È sempre così, il mio passato, il mio dolore, è in grado di rovinare un momento bello. La sto rattristando, ne sono sicuro. Questo dolore, queste ferite, talmente profonde, talmente forti. Potremmo cercare di mandarle via in ogni modo ma non ci riusciremo, il dolore è parte di noi. Possiamo solo convivere con esso e cercare di andare avanti per quanto sia difficile. Sento la sua mano stringere la mia, le sue dita intrecciarsi alle mie e sembra che tutto sia più semplice adesso. Mi sento meno solo con il mio dolore.

-Dyaln basta, usciamo- mi tira verso la porta e io la seguo.

-Ho rovinato tutto..scusa- dico mentre lei chiude la porta della stanza.

-non hai rovinato nulla- si volta verso di me- è un dolore- mi guarda ancora ed è come se io rinascessi. I suoi occhi sono come la più grande cura per me, la più potente medicina, il più potente antibiotico. Ecco cosa è per me.

- conosco il dolore- mi continua a dire- e so che quando riaffiora fra i ricordi è orribile- chiude a chiave la porta e mi passa accanto per poi entrare nella stanza dei miei genitori ed uscire pochi minuti dopo. Lei mi sorprende. Lei soffre, molto, ma non lo vuole dare a vedere, si tiene tutto dentro. Tutto. Non piange, non si dispera, non esprime i suoi sentimenti.

Lei è come...chiusa. Chiusa nella sua corazza che sembra impenetrabile. Lei ha tantissime sfumature, tantissimi colori che la distinguono, tantissime cose che la rendono così bella e unica.
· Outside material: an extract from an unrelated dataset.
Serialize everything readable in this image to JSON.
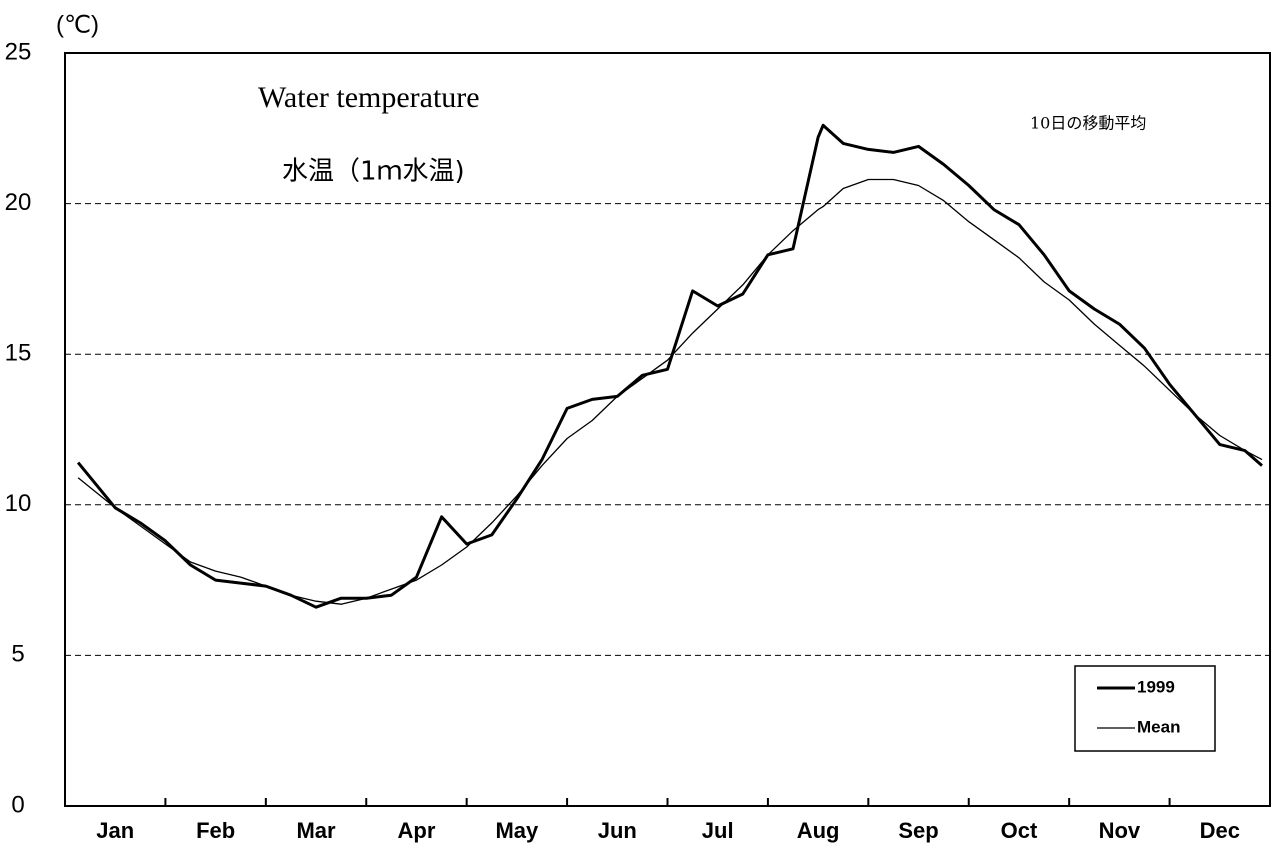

-andiamo- le dico volendo rimediare. Entriamo nella mia stanza e ci sediamo sul letto -scusa per prima- le chiedo scusa di nuovo. Ho un peso dentro di me che nessuno sembra poter capire. Mi sento colpevole, mi sento colpevole dell'incidente, per mia sorella e quando tutto questo riaffiora alla mente non riesco a scacciarlo via.

Ma adesso sembra che il mio dolore si sia affievolito. Lei, mi ha guardato. Victoria mi sta guarendo, piano piano. Non mi era mai successo, non mi era mai successo di provare qualcosa di così tanto forte nei confronti di una ragazza. Mai.

Sono sempre stato lo stronzo, il bastardo soprattutto dopo l'incidente. C'è stato un periodo nel quale io ero completamente fuori di testa. Non ragionavo più. Passavo da una stanza all'altra e vedevo mia sorella. La vedevo ovunque.